Last one for this section is containerd, which is a CNCF graduating project. It's a daemon that acts as an API facade for various container runtimes and OS. In the background it relies on runc and it's the default runtime for Docker engine. It's also used by Google Kubernetes Engine (GKE) and IBM Kubernetes Service (IKS). It's an implementation of Kubernetes Container Runtime Interface (same as CRI-O), therefore it's a good candidate for runtime of your Kubernetes cluster.
Image Inspection and Distribution
Last part of container stack is image inspection and distribution. This effectively replaces docker inspect
and also (optionally) adds ability to copy/mirror images between remote registries.
The only tool which I will mention here that can do these tasks is Skopeo. It's made by Red Hat and it's an accompanying tool for Buildah, Podman and CRI-O. Apart from the basic skopeo inspect
which we all know from Docker, Skopeo is also able to copy images using skopeo copy
which allows you to mirror images between remote registries without first pulling them to local registry. This feature can also act as pull/push if you use local registry.

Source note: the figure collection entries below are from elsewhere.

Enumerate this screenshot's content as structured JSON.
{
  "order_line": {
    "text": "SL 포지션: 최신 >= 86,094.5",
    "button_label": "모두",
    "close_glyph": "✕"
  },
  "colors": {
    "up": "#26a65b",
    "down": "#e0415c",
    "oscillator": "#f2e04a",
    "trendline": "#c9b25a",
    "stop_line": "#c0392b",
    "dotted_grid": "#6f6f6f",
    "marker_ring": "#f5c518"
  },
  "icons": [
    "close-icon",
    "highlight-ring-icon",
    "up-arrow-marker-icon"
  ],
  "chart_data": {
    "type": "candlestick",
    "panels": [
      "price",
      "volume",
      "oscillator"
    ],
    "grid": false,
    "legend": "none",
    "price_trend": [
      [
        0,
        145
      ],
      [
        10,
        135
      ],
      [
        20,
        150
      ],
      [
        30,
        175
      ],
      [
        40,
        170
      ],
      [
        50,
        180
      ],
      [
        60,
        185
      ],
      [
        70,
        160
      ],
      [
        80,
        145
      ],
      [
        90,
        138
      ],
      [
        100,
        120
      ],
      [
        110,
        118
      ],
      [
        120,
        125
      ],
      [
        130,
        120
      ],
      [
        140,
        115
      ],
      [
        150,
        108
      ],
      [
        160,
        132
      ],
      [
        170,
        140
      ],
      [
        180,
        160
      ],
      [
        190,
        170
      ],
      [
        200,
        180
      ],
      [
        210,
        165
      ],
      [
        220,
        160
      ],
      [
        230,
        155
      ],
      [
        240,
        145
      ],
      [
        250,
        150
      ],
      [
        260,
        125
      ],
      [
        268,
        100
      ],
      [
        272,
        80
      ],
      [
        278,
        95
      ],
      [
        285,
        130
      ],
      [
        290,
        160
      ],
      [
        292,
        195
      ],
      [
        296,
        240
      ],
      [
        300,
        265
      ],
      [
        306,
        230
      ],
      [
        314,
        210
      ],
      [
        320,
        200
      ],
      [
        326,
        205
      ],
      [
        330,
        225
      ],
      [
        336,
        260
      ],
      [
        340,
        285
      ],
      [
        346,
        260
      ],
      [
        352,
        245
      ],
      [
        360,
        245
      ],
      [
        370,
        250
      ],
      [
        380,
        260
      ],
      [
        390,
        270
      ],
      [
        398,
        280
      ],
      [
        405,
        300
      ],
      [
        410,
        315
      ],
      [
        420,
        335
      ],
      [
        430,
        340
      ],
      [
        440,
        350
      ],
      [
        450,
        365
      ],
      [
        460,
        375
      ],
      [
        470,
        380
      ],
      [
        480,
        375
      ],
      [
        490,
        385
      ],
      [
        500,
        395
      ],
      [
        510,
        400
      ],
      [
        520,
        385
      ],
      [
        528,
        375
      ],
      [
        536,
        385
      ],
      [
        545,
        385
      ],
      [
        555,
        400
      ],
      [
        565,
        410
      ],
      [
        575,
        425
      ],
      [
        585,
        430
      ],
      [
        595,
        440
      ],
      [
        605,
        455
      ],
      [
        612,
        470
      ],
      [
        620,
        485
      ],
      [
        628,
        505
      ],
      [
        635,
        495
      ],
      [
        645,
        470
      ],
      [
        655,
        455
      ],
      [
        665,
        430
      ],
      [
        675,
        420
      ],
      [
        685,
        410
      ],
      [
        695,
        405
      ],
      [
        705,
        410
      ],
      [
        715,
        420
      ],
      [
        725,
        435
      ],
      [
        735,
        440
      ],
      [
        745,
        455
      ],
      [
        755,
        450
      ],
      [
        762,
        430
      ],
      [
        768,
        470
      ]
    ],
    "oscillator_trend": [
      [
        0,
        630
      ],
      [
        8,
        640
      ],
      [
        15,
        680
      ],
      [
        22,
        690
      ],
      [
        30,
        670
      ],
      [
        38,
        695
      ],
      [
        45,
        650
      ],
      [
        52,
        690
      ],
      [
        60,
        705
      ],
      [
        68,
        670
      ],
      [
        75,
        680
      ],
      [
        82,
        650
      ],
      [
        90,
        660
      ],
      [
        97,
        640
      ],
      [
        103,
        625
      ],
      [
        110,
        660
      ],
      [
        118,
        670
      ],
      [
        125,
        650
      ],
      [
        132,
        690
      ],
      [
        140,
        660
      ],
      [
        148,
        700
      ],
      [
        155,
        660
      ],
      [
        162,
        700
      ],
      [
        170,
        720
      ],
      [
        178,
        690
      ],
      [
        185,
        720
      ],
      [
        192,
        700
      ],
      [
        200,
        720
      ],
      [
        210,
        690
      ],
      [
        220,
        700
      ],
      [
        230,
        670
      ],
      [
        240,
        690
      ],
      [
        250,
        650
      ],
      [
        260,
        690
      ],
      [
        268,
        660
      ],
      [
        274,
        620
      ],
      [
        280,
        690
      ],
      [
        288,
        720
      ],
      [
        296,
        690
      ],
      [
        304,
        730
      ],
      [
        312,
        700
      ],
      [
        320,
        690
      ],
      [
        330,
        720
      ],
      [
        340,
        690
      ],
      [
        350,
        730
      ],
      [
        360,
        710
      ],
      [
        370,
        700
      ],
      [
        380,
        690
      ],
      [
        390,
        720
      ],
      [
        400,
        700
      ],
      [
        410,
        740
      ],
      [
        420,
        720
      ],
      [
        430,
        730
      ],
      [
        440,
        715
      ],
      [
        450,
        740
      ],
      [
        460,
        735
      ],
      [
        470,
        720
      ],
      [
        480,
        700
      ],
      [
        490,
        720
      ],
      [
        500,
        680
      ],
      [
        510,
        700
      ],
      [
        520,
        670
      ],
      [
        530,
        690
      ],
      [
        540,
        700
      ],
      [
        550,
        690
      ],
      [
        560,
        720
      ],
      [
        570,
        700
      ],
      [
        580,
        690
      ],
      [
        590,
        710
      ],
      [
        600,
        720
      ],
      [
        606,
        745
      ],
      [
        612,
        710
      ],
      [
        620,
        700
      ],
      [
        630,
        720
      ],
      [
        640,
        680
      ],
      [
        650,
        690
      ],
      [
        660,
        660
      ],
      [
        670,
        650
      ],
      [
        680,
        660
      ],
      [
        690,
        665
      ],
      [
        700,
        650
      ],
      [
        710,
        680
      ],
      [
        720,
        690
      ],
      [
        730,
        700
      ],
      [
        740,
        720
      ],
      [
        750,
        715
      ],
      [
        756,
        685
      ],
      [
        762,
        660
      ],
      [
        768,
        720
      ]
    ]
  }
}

As a little bonus, I want to also mention Dive, which is a tool for inspecting, exploring and analyzing images. It's little more user friendly, provides more readable output and can dig (or dive, I guess) a bit deeper into your image and analyze and measure its efficiency. It's also suitable for use in CI pipelines, where it can measure whether your image is “efficient enough” or in other words — whether it wastes too much space or not.
Conclusion
This article wasn't meant to persuade you to completely ditch Docker, rather its goal was to show you the whole landscape and all the options for building, running, managing and distributing containers and their images. Each of these tools including Docker, has its pros and cons and it's important to evaluate what set of tools suits your workflow and use case the best and I hope this article will help you with that.